Output: An RDB matrix in which each column corresponds to an eigenvector. Eigenvectors are normalized so that the dot product of the eigenvector with itself equals the reciprocal of the corresponding eigenvalue. In the output, the eigenvectors are sorted by increasing magnitude.
Options:
The following six options modify the base kernel function. The operations occur in the order listed below.
- -matrix - By default, the base kernel function is a dot product. This option allows that function to be replaced by an arbitrary function. Read a kernel matrix, rather than training set examples, from the file specified by '-train'. The matrix is an n+1 by n+1 RDB matrix, where n is the number of training examples. The first row and column contain data labels. The matrix entry for row x, column y, contains the kernel value K(x,y).
- -zeromean - Subtract from each element in the input data the mean of the elements in that row, giving the row a mean of zero.
- -varone - Divide each element in the input data by the standard deviation of the elements in that row, giving the row a variance of one.
- -adddiag <value> - Add the given value to the diagonal of the kernel matrix.
- -normalize - Normalize the kernel matrix by dividing K(x,y) by sqrt(K(x,x) * K(y,y)).
- -constant <value> - Add a given constant to the kernel. The default constant is 1.
- -coefficient <value> - Multiply the kernel by a given coefficient. The default coefficient is 1.
- -power <value> - Raise the kernel to a given power. The default power is 1.
- -radial - Convert the kernel to a radial basis function. If K is the base kernel, this option creates a kernel of the form exp[(-D(x,y)2)/(2 w2)], where w is the width of the kernel (see below) and D(x,y) is the distance between x and y, defined as D(x,y) = sqrt[K(x,x)2 - 2 K(x,y) + K(y,y)2].

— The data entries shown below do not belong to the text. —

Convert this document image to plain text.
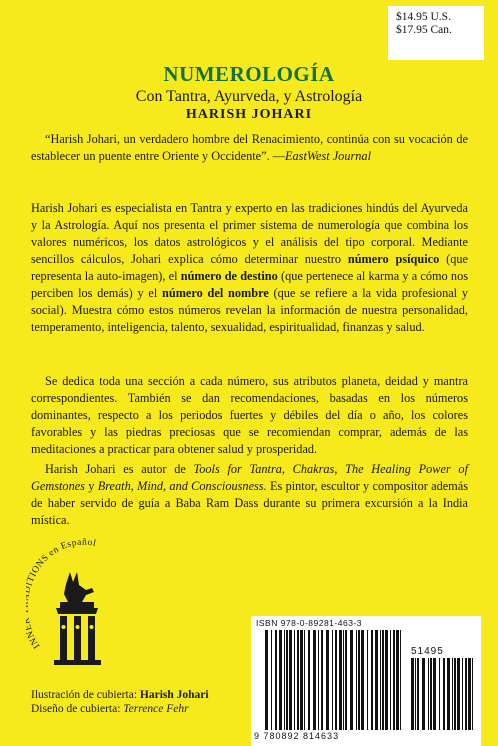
$14.95 U.S.
$17.95 Can.
NUMEROLOGÍA
Con Tantra, Ayurveda, y Astrología
HARISH JOHARI

“Harish Johari, un verdadero hombre del Renacimiento, continúa con su vocación de establecer un puente entre Oriente y Occidente”. —EastWest Journal

Harish Johari es especialista en Tantra y experto en las tradiciones hindús del Ayurveda y la Astrología. Aquí nos presenta el primer sistema de numerología que combina los valores numéricos, los datos astrológicos y el análisis del tipo corporal. Mediante sencillos cálculos, Johari explica cómo determinar nuestro número psíquico (que representa la auto-imagen), el número de destino (que pertenece al karma y a cómo nos perciben los demás) y el número del nombre (que se refiere a la vida profesional y social). Muestra cómo estos números revelan la información de nuestra personalidad, temperamento, inteligencia, talento, sexualidad, espiritualidad, finanzas y salud.

Se dedica toda una sección a cada número, sus atributos planeta, deidad y mantra correspondientes. También se dan recomendaciones, basadas en los números dominantes, respecto a los periodos fuertes y débiles del día o año, los colores favorables y las piedras preciosas que se recomiendan comprar, además de las meditaciones a practicar para obtener salud y prosperidad.

Harish Johari es autor de Tools for Tantra, Chakras, The Healing Power of Gemstones y Breath, Mind, and Consciousness. Es pintor, escultor y compositor además de haber servido de guía a Baba Ram Dass durante su primera excursión a la India mística.

INN TIONS en Español
ISBN 978-0-89281-463-3
51495
9 780892 814633
Ilustración de cubierta: Harish Johari
Diseño de cubierta: Terrence Fehr
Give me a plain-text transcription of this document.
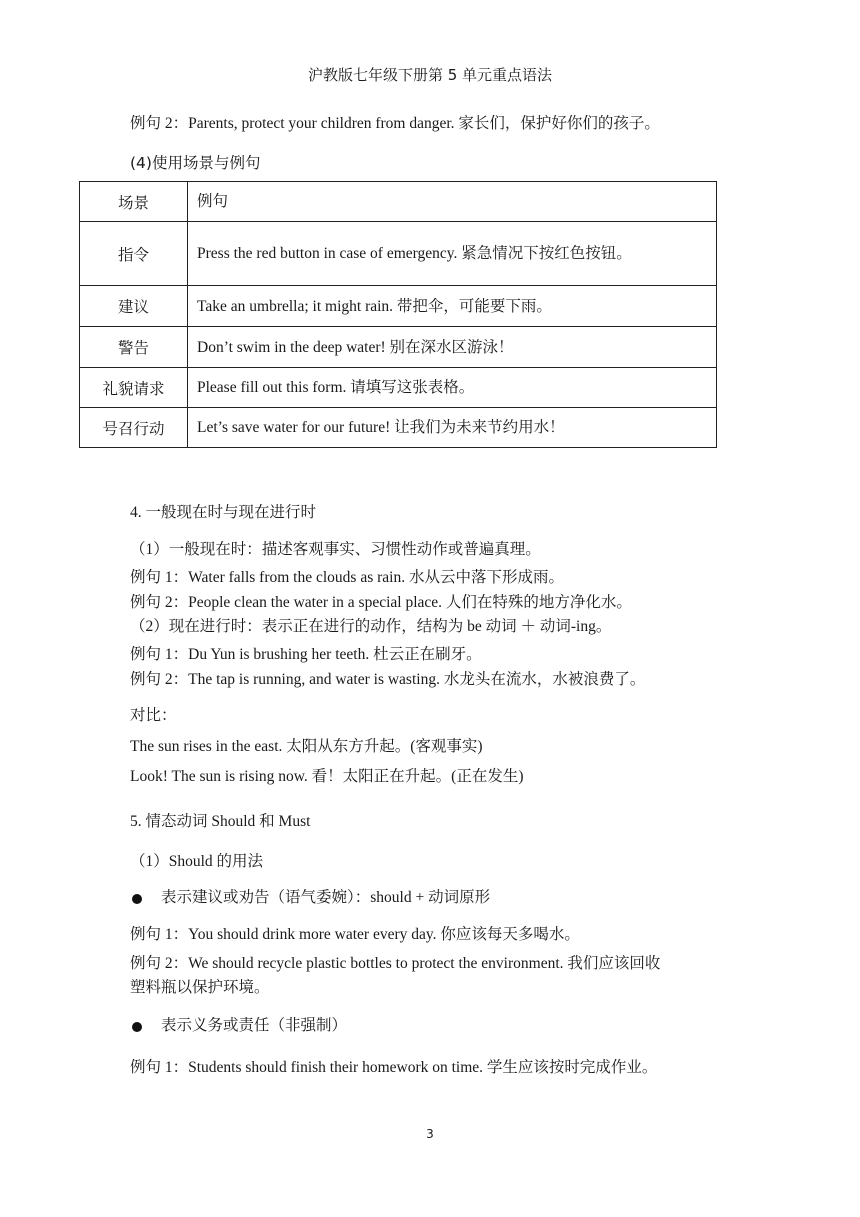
沪教版七年级下册第 5 单元重点语法
例句 2：Parents, protect your children from danger. 家长们，保护好你们的孩子。
(4)使用场景与例句
场景	例句
指令	Press the red button in case of emergency. 紧急情况下按红色按钮。
建议	Take an umbrella; it might rain. 带把伞，可能要下雨。
警告	Don’t swim in the deep water! 别在深水区游泳！
礼貌请求	Please fill out this form. 请填写这张表格。
号召行动	Let’s save water for our future! 让我们为未来节约用水！
4. 一般现在时与现在进行时
（1）一般现在时：描述客观事实、习惯性动作或普遍真理。
例句 1：Water falls from the clouds as rain. 水从云中落下形成雨。
例句 2：People clean the water in a special place. 人们在特殊的地方净化水。
（2）现在进行时：表示正在进行的动作，结构为 be 动词 ＋ 动词-ing。
例句 1：Du Yun is brushing her teeth. 杜云正在刷牙。
例句 2：The tap is running, and water is wasting. 水龙头在流水，水被浪费了。
对比：
The sun rises in the east. 太阳从东方升起。(客观事实)
Look! The sun is rising now. 看！太阳正在升起。(正在发生)
5. 情态动词 Should 和 Must
（1）Should 的用法
表示建议或劝告（语气委婉）：should + 动词原形
例句 1：You should drink more water every day. 你应该每天多喝水。
例句 2：We should recycle plastic bottles to protect the environment. 我们应该回收
塑料瓶以保护环境。
表示义务或责任（非强制）
例句 1：Students should finish their homework on time. 学生应该按时完成作业。
3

- -widthfactor <value> - The width w of the radial basis kernel is set using a heuristic: it is the median of the distance from each training point to the nearest training point. This option specifies a multiplicative factor to be applied to that width.
- -nocenter - PCA requires a centered matrix, in which the sum of each column is zero. This centering operation can be performed in kernel space, and is done by default. The
-nocenter
option disables this operation. This option is only useful in conjunction with the-kernelout
operation, to produce an intermediate matrix.- -numeigens <value> - Include in the output at most the specified number of eigenvectors (subject to the next constraint). By default, all are included.
- -eigenthresh <value> - Include in the output only eigenvectors whose corresponding eigenvalues are greater than the specified value. Default value is zero (all eigenvectors).
- -eigenvalues <file> - Create a file with the given name and store the eigenvalues there as a space-separated array of numbers.
- -noformatline - Usually, RDB formatted files contain column width information on the second line of the file. With this option, the program does not expect a format line in the input file and does not produce a format line in the output file.
- -kernelout - Compute and print the kernel matrix to stdout. Do not compute the eigenvectors.
- -notime - Do not include timing information in the output header.
- -verbose 1|2|3|4|5 - Set the verbosity level of the output to stderr. The default level is 2.